New security rules will challenge fuels distributors
Aug 1, 2003 12:00 PM, Editorial By Charles E Wilson
EACH NEW heating season brings its share of challenges associated with the seasonal drivers who account for the bulk of the delivery workforce for propane and fuel oil distributors. This year is no exception.
In fact, this winter will arrive with some added wrinkles compliments of the federal government. Drivers and other employees must receive newly mandated hazardous materials security training under HM-232 by December. Full details on this training can be found at the National Tank Truck Carriers web site (www.nttc.org).
Compliance with the security training requirements may be a piece of cake compared with the Federal Bureau of Investigation (FBI) background checks that are scheduled to kick in as of November. The FBI fingerprint-based background checks are mandated for all hazardous materials drivers, and that includes those handling propane and fuel oil.
The November deadline applies specifically to truck drivers obtaining a hazmat endorsement for the first time. Drivers renewing a hazmat endorsement will have to undergo the fingerprint-based background check starting in April 2004.
The FBI background checks were included in the USA Patriot Act, which was passed by Congress and signed into law by President Bush in 2002. Passage was quick, but implementation has been slow at best. Serious questions remain about the FBI's ability to handle the impending flood of background check applications and the preparedness of the federal and state agencies that are involved in the processing of commercial driver licenses.
With the November deadline approaching, several industry and government groups are calling for an indefinite delay in the background-check rule. These groups (including the Petroleum Marketers Association of America) are saying that more time is needed to enable the Transportation Security Administration (TSA) and Federal Motor Carrier Safety Administration to develop well-thought-out system specifications and credentialing procedures.
In a filing before the TSA in July, NTTC listed some of the problems that remain: TSA has yet to advise the public of the acceptable form and manner of the fingerprinting. It has not published chain-of-custody procedures detailing how fingerprint records are to be transmitted from the entity doing the fingerprinting to the state licensing agency.
State-level implementation is to be coordinated by the American Association of Motor Vehicle Administrators (AAMVA), but that group has some serious concerns. The AAMVA is critical of the fact that the federal agencies have not yet issued crucial details, including the technical specifications needed to modify the Commercial Driver License Information System.
Peter Hurst, president of the Commercial Vehicle Safety Alliance, said at a transportation forum earlier this year that it would be a definite challenge for authorities to implement criminal background checks on hazmat drivers in time to meet the current deadlines. He warned that lots of planning still was needed.
So far, TSA and FMCSA officials have given no indication that a delay is in the works. There is still time for a delay, but it's possible that the background-check rule will take effect even though it is lacking adequate implementation procedures. It wouldn't be the first time the feds have done something like that.

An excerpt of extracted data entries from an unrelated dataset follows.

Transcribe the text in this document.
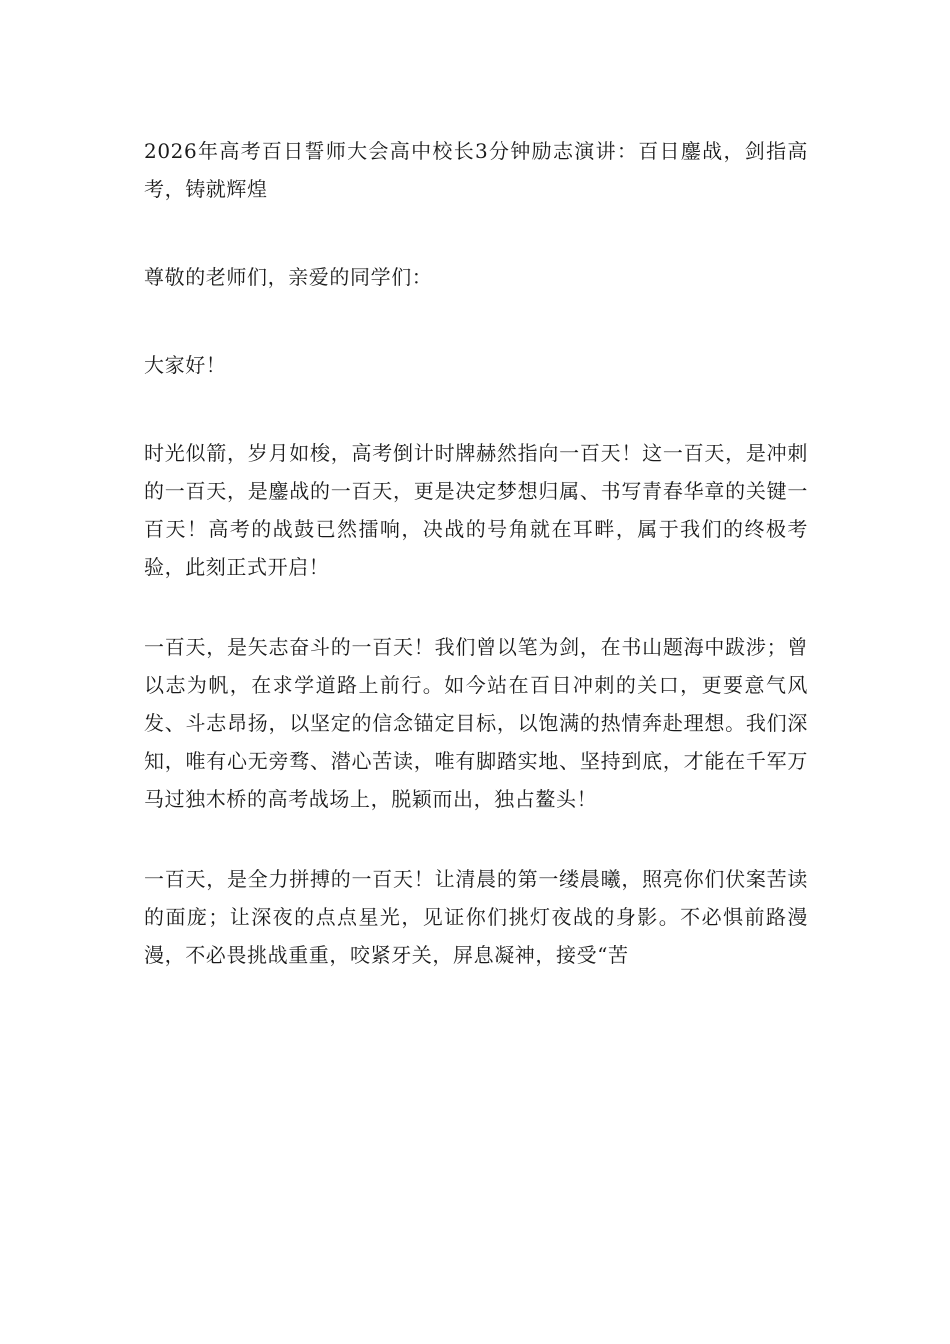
2026年高考百日誓师大会高中校长3分钟励志演讲：百日鏖战，剑指高考，铸就辉煌

尊敬的老师们，亲爱的同学们：

大家好！

时光似箭，岁月如梭，高考倒计时牌赫然指向一百天！这一百天，是冲刺的一百天，是鏖战的一百天，更是决定梦想归属、书写青春华章的关键一百天！高考的战鼓已然擂响，决战的号角就在耳畔，属于我们的终极考验，此刻正式开启！

一百天，是矢志奋斗的一百天！我们曾以笔为剑，在书山题海中跋涉；曾以志为帆，在求学道路上前行。如今站在百日冲刺的关口，更要意气风发、斗志昂扬，以坚定的信念锚定目标，以饱满的热情奔赴理想。我们深知，唯有心无旁骛、潜心苦读，唯有脚踏实地、坚持到底，才能在千军万马过独木桥的高考战场上，脱颖而出，独占鳌头！

一百天，是全力拼搏的一百天！让清晨的第一缕晨曦，照亮你们伏案苦读的面庞；让深夜的点点星光，见证你们挑灯夜战的身影。不必惧前路漫漫，不必畏挑战重重，咬紧牙关，屏息凝神，接受“苦
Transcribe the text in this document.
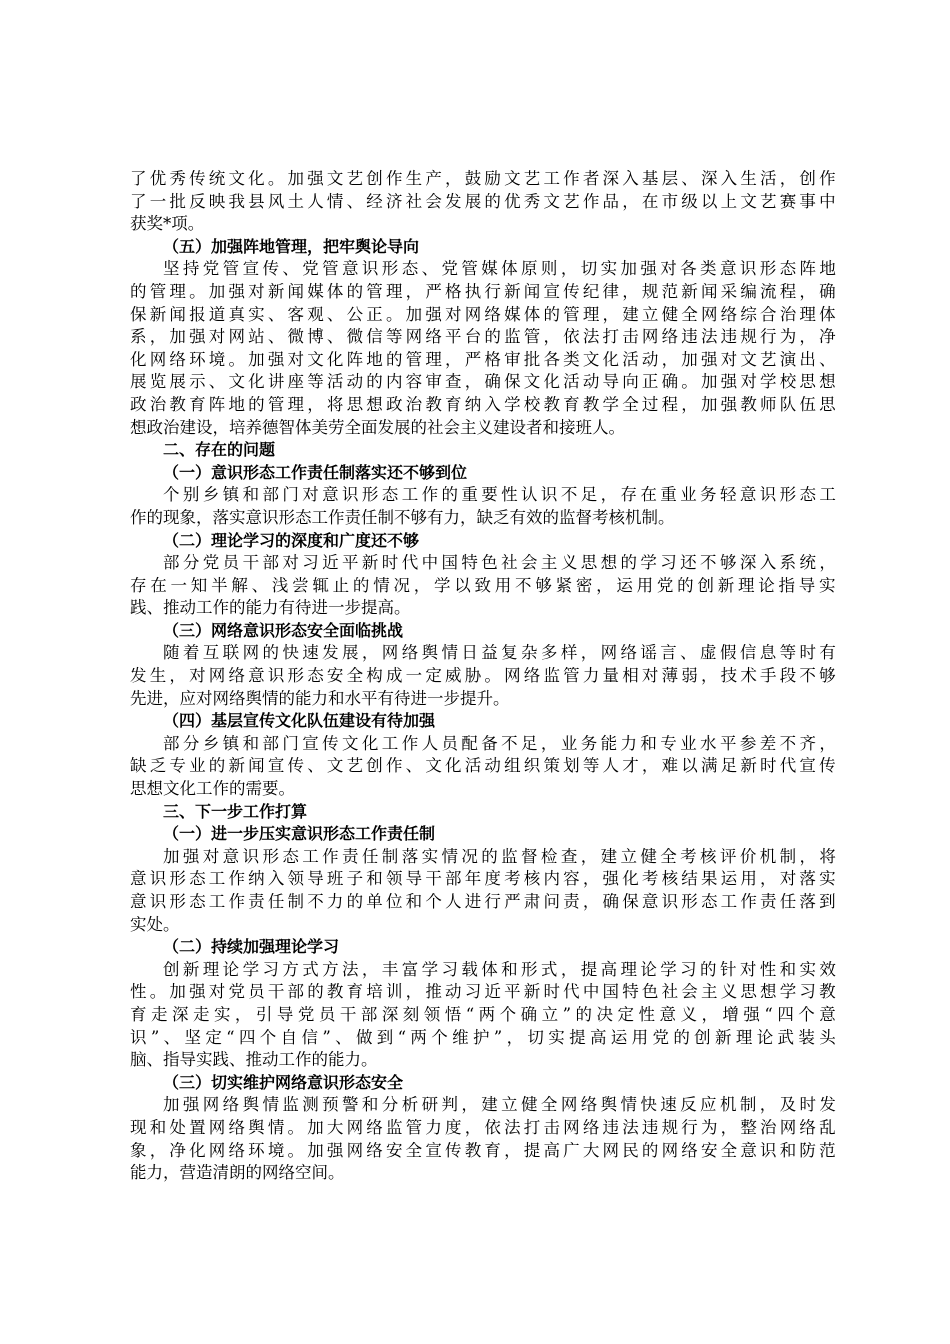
了 优 秀 传 统 文 化 。 加 强 文 艺 创 作 生 产 ， 鼓 励 文 艺 工 作 者 深 入 基 层 、 深 入 生 活 ， 创 作
了 一 批 反 映 我 县 风 土 人 情 、 经 济 社 会 发 展 的 优 秀 文 艺 作 品 ， 在 市 级 以 上 文 艺 赛 事 中
获奖*项。
（五）加强阵地管理，把牢舆论导向
坚 持 党 管 宣 传 、 党 管 意 识 形 态 、 党 管 媒 体 原 则 ， 切 实 加 强 对 各 类 意 识 形 态 阵 地
的 管 理 。 加 强 对 新 闻 媒 体 的 管 理 ， 严 格 执 行 新 闻 宣 传 纪 律 ， 规 范 新 闻 采 编 流 程 ， 确
保 新 闻 报 道 真 实 、 客 观 、 公 正 。 加 强 对 网 络 媒 体 的 管 理 ， 建 立 健 全 网 络 综 合 治 理 体
系 ， 加 强 对 网 站 、 微 博 、 微 信 等 网 络 平 台 的 监 管 ， 依 法 打 击 网 络 违 法 违 规 行 为 ， 净
化 网 络 环 境 。 加 强 对 文 化 阵 地 的 管 理 ， 严 格 审 批 各 类 文 化 活 动 ， 加 强 对 文 艺 演 出 、
展 览 展 示 、 文 化 讲 座 等 活 动 的 内 容 审 查 ， 确 保 文 化 活 动 导 向 正 确 。 加 强 对 学 校 思 想
政 治 教 育 阵 地 的 管 理 ， 将 思 想 政 治 教 育 纳 入 学 校 教 育 教 学 全 过 程 ， 加 强 教 师 队 伍 思
想政治建设，培养德智体美劳全面发展的社会主义建设者和接班人。
二、存在的问题
（一）意识形态工作责任制落实还不够到位
个 别 乡 镇 和 部 门 对 意 识 形 态 工 作 的 重 要 性 认 识 不 足 ， 存 在 重 业 务 轻 意 识 形 态 工
作的现象，落实意识形态工作责任制不够有力，缺乏有效的监督考核机制。
（二）理论学习的深度和广度还不够
部 分 党 员 干 部 对 习 近 平 新 时 代 中 国 特 色 社 会 主 义 思 想 的 学 习 还 不 够 深 入 系 统 ，
存 在 一 知 半 解 、 浅 尝 辄 止 的 情 况 ， 学 以 致 用 不 够 紧 密 ， 运 用 党 的 创 新 理 论 指 导 实
践、推动工作的能力有待进一步提高。
（三）网络意识形态安全面临挑战
随 着 互 联 网 的 快 速 发 展 ， 网 络 舆 情 日 益 复 杂 多 样 ， 网 络 谣 言 、 虚 假 信 息 等 时 有
发 生 ， 对 网 络 意 识 形 态 安 全 构 成 一 定 威 胁 。 网 络 监 管 力 量 相 对 薄 弱 ， 技 术 手 段 不 够
先进，应对网络舆情的能力和水平有待进一步提升。
（四）基层宣传文化队伍建设有待加强
部 分 乡 镇 和 部 门 宣 传 文 化 工 作 人 员 配 备 不 足 ， 业 务 能 力 和 专 业 水 平 参 差 不 齐 ，
缺 乏 专 业 的 新 闻 宣 传 、 文 艺 创 作 、 文 化 活 动 组 织 策 划 等 人 才 ， 难 以 满 足 新 时 代 宣 传
思想文化工作的需要。
三、下一步工作打算
（一）进一步压实意识形态工作责任制
加 强 对 意 识 形 态 工 作 责 任 制 落 实 情 况 的 监 督 检 查 ， 建 立 健 全 考 核 评 价 机 制 ， 将
意 识 形 态 工 作 纳 入 领 导 班 子 和 领 导 干 部 年 度 考 核 内 容 ， 强 化 考 核 结 果 运 用 ， 对 落 实
意 识 形 态 工 作 责 任 制 不 力 的 单 位 和 个 人 进 行 严 肃 问 责 ， 确 保 意 识 形 态 工 作 责 任 落 到
实处。
（二）持续加强理论学习
创 新 理 论 学 习 方 式 方 法 ， 丰 富 学 习 载 体 和 形 式 ， 提 高 理 论 学 习 的 针 对 性 和 实 效
性 。 加 强 对 党 员 干 部 的 教 育 培 训 ， 推 动 习 近 平 新 时 代 中 国 特 色 社 会 主 义 思 想 学 习 教
育 走 深 走 实 ， 引 导 党 员 干 部 深 刻 领 悟 “ 两 个 确 立 ” 的 决 定 性 意 义 ， 增 强 “ 四 个 意
识 ” 、 坚 定 “ 四 个 自 信 ” 、 做 到 “ 两 个 维 护 ” ， 切 实 提 高 运 用 党 的 创 新 理 论 武 装 头
脑、指导实践、推动工作的能力。
（三）切实维护网络意识形态安全
加 强 网 络 舆 情 监 测 预 警 和 分 析 研 判 ， 建 立 健 全 网 络 舆 情 快 速 反 应 机 制 ， 及 时 发
现 和 处 置 网 络 舆 情 。 加 大 网 络 监 管 力 度 ， 依 法 打 击 网 络 违 法 违 规 行 为 ， 整 治 网 络 乱
象 ， 净 化 网 络 环 境 。 加 强 网 络 安 全 宣 传 教 育 ， 提 高 广 大 网 民 的 网 络 安 全 意 识 和 防 范
能力，营造清朗的网络空间。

What all of this means in simple terms for heating fuels distributors is that they may have difficulty finding qualified replacement tank truck drivers after October. Drivers with licenses coming up for renewal in the spring may lose their hazmat endorsements. Bottom line: It may be more difficult to keep customers supplied this winter.
Distributors would be well advised to encourage their current tank truck drivers to renew their licenses before the rule takes effect if at all possible. Finally, heating fuels distributors need to make sure their state and national trade associations know how their operations will be affected by a flawed and inoperable driver background check requirement. It's important to keep the pressure on the federal agencies to delay the rule or fix the problems quickly.